Sunday, March 3, 2013

REALITY IS BETTER THAN FICTION - OR AT LEAST THE ASYLUM'S VERSION OF IT...





100 Ghost Street: The Return Of Richard Speck aka Paranormal Entity 4: The Awakening (2012)

I guess it's going to be an Asylum double play 'cause this piece of trash also takes some 'actual events' that are no part of the movie, and turns this horrible thing into yet another 'found footage' film that the 'relatives' finally have released to the public, since the movie kindly tells us at the beginning that in 2010 these guys went to investigate this property but their bodies were never found. Oh goody, we know they all die and that we're gonna have big headaches by the time this is done. The DIRECTOR didn't even want a credit. Neither did ANY of the actors. Thank you, Asylum.

Richard Speck, one of the lesser publicized mass murderers, raped, tortured and killed eight women in a nurses dormitory in the 60's. He only had a knife and his murderous intent. He was typical in that his crimes escalated over the years as these things go - burglary, assault, and rape. This was his big night. It is speculated that he probably was just going to commit burglary but... somehow he managed all by his lonesome to keep the women prisoner while he led each out one by one and... yeah. Nasty piece of work. A ninth woman hid until morning and survived.

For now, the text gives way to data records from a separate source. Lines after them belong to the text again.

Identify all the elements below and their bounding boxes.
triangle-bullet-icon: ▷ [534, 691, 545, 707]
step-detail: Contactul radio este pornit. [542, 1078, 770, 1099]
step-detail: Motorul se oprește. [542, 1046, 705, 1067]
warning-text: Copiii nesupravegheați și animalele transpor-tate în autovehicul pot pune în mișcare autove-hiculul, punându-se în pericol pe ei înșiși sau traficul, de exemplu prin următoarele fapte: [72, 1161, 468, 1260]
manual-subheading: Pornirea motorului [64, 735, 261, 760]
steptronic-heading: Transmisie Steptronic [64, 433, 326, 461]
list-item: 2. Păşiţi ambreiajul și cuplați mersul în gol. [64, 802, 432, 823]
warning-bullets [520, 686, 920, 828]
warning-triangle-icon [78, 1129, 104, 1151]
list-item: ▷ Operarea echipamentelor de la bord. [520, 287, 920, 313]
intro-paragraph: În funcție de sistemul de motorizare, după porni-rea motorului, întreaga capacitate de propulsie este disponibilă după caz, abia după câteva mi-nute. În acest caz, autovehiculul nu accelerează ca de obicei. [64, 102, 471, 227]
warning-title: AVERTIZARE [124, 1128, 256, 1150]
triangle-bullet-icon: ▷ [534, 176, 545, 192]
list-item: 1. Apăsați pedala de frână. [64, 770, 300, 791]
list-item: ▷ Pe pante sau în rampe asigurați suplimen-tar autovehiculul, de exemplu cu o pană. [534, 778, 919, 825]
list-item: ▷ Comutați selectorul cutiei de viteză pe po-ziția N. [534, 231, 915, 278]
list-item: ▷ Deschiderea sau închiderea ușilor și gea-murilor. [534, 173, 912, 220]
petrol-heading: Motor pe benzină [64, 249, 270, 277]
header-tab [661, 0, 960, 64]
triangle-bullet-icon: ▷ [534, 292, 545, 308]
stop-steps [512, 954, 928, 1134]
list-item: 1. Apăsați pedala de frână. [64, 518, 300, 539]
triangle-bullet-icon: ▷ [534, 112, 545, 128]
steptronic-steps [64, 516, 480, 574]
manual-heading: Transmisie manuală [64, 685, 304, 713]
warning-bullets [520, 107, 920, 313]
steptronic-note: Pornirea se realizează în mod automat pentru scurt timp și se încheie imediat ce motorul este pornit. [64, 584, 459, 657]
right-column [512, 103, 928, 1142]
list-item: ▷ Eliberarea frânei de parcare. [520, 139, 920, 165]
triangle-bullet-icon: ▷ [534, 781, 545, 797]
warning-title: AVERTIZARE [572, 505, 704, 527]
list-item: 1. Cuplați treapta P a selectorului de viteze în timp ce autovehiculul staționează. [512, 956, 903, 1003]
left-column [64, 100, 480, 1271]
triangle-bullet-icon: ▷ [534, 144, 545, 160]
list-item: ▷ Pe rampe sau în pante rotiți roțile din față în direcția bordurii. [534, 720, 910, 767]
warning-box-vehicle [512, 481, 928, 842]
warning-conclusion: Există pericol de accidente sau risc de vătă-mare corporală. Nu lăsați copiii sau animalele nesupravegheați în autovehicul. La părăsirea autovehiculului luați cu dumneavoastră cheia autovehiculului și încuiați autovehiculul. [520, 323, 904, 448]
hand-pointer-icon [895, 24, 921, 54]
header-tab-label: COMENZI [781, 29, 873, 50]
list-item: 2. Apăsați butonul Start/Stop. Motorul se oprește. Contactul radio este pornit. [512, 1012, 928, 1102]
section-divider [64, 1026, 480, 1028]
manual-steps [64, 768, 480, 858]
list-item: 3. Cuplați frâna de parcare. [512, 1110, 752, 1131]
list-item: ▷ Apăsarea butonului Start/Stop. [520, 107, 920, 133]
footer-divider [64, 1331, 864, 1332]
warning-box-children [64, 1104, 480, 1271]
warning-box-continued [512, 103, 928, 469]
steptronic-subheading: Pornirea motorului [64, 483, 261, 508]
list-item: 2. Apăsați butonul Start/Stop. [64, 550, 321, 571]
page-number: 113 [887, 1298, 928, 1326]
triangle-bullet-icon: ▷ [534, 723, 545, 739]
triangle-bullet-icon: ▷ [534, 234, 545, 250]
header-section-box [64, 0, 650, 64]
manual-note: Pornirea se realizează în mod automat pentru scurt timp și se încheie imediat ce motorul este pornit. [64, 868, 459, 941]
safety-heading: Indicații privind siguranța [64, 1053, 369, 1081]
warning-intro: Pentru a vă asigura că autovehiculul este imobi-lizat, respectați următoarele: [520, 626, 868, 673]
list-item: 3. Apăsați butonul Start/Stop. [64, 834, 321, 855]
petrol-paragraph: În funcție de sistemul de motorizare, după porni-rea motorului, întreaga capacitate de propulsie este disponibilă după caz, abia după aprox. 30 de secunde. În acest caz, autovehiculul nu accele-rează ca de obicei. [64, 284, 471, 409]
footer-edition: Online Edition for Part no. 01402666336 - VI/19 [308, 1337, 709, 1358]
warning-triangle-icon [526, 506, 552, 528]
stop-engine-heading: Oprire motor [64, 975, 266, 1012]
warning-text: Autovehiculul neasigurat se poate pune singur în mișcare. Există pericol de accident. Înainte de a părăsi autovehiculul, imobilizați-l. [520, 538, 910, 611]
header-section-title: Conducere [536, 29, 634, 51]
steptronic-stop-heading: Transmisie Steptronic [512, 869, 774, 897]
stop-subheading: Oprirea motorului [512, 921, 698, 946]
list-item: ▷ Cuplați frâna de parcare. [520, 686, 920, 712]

His story is not told as often as, say, Bundy's or Gacy's probably because it was one brutal act in one night. Speck himself was not a seemingly model citizen either like Bundy or Gacy, nor was he personable to anyone. And he wasn't executed for his crimes either, dying instead in prison of a heart attack at 49.

The idiots in this film that we know are about to die complain that this case isn't even interesting enough to make a film about - they wanted to do Gacy instead. That's a small smirk-worth line since The Asylum already had done a found-footage film (where everybody dies too) about Gacy in 2010. Sheesh.

As with the Whaley film, it didn't take long to fill up my horror movie worksheet (patent pending) because this film follows the exact same patterns of every other damn found footage prepare-for-a-headache kind of film that is done, especially those by Asylum. You have the setup, the ooh, they renamed it 100 Ghost Street (nope, it's still 2319 East 100th Street) and the endless setting up equipment (Can't they just skip that part?) and finally, things start banging, doors open, furniture moves, and we get to see grainy footage combined with the idiots running around saying the totally original phrases like 'Hello, is anyone here?' and 'Did it just get cold in here?'

In other words, shampoo, rinse, repeat. This is a total waste of however minutes it lasted. Nothing new was introduced, the special effects were cheap, the acting abysmal - in other words, it was a typical Asylum movie. In movies like this you find yourself just counting off the bodies 'cause when you get to zero the movie stops.